Proposed National Data Security Law Passed by the House

Friday, December 18th, 2009

On December 8, 2009, the U.S. House of Representatives passed by voice vote H.R. 2221, the Data Accountability and Trust Act. This bill is similar in nature to multiple state breach notification laws that have already been passed. It includes the following:

H.R. 2221 defines personal information as, “an individual’s first name or initial and last name, or address, or phone number, in combination with any 1 or more of the following data elements for that individual:
(i) Social Security number
(ii) Driver’s license number or other State identification number
(iii) Financial account number, or credit or debit card number, and any required security code, access code, or password that is necessary to permit access to an individual’s financial account.”

Some more details of this bill include:

  • The Federal Trade Commission would be the responsible enforcement agency.
  • The FTC would ultimately define the proper technical procedures for protecting data.
  • Organizations that have data need to establish a data security policy.
  • Organizations must identify an information security officer.
  • Organizations must have a process for identifying vulnerabilities, and monitoring for breaches.
  • Organizations need a process for securely destroying data that is no longer required.
  • Breaches need to be reported to the consumers affected, and the FTC, unless:
    • “there is no reasonable risk of identity theft, fraud, or other unlawful conduct.”, which will be defined by the FTC should the bill pass.
    • The organization experiencing the breach does not fall under the jurisdiction of the FTC.

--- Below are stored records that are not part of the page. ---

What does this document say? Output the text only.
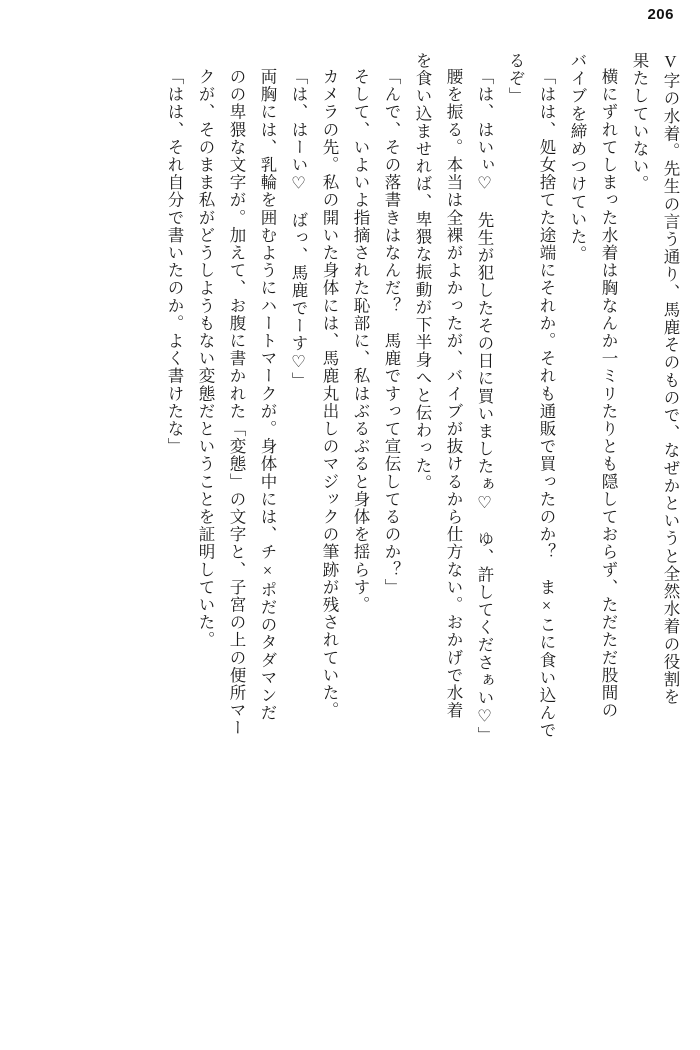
206
V字の水着。先生の言う通り、馬鹿そのもので、なぜかというと全然水着の役割を
果たしていない。
横にずれてしまった水着は胸なんか一ミリたりとも隠しておらず、ただただ股間の
バイブを締めつけていた。
「はは、処女捨てた途端にそれか。それも通販で買ったのか？　ま×こに食い込んで
るぞ」
「は、はいぃ♡　先生が犯したその日に買いましたぁ♡　ゆ、許してくださぁい♡」
腰を振る。本当は全裸がよかったが、バイブが抜けるから仕方ない。おかげで水着
を食い込ませれば、卑猥な振動が下半身へと伝わった。
「んで、その落書きはなんだ？　馬鹿ですって宣伝してるのか？」
そして、いよいよ指摘された恥部に、私はぶるぶると身体を揺らす。
カメラの先。私の開いた身体には、馬鹿丸出しのマジックの筆跡が残されていた。
「は、はーい♡　ばっ、馬鹿でーす♡」
両胸には、乳輪を囲むようにハートマークが。身体中には、チ×ポだのタダマンだ
のの卑猥な文字が。加えて、お腹に書かれた「変態」の文字と、子宮の上の便所マー
クが、そのまま私がどうしようもない変態だということを証明していた。
「はは、それ自分で書いたのか。よく書けたな」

The FTC does not have the power to enforce regulations on government, banks, savings and loan institutions, the insurance industry, and non-profits, which include colleges and universities.

The bill has some more stringent requirements for “data brokers”, including audits in the event of a breach. It also requires two years of quarterly credit reports provided to victims at no charge. Third parties are required to notify customers in the event of a breach, and the actual owner of the data is then required to notify consumers. There is an exemption for data encryption. In addition, the FTC will define other exemptions if the bill become law. The FTC will also be tasked with posting data breaches on their website on a case-by-case basis if the FTC deems it is in the public interest.

Expected Revision To Data Protection Regs Addresses Some Business Concerns

Thursday, August 27th, 2009

The Massachusetts Office of Consumer Affairs and Business Regulations (OCABR) has revised – for a third time – the regulatory scheme created to protect the personal information of Massachusetts residents. The deadline for compliance is now March 1, 2010.

The OCABR originally promulgated the regulations last Fall, mandating that those holding personal information about Massachusetts residents devise and implement specific, detailed policies to protect the security and integrity of that information. Virtually all Massachusetts businesses are covered, and the regulations also apply to entities outside the Commonwealth that hold Massachusetts residents’ Social Security numbers, credit card numbers, driver’s license numbers or financial account numbers.

The regulations have been controversial, particularly among members of the Massachusetts business community, who widely complained that they were inflexible, overly broad and expensive to implement.

The new version of the regulations appears aimed at addressing some of those concerns, while still adhering to the fundamental goal of requiring business practices that minimize the risk of future data breaches.

Among the more significant changes that were just announced: (1) the regulations now apply only to entities that own or lease “personal information,” and no longer extend to those who simply “store or maintain” it; (2) the regulations now adopt a more risk-based approach, addressing criticism that the former draft amounted to a one-size-fits-all mandate; and (3) the new regulations rework the language concerning third-party service providers, requiring contract language essentially obligating service providers to comply with the regulations, but grandfathering pre-existing contracts without such language during the first two years the regulations are in effect.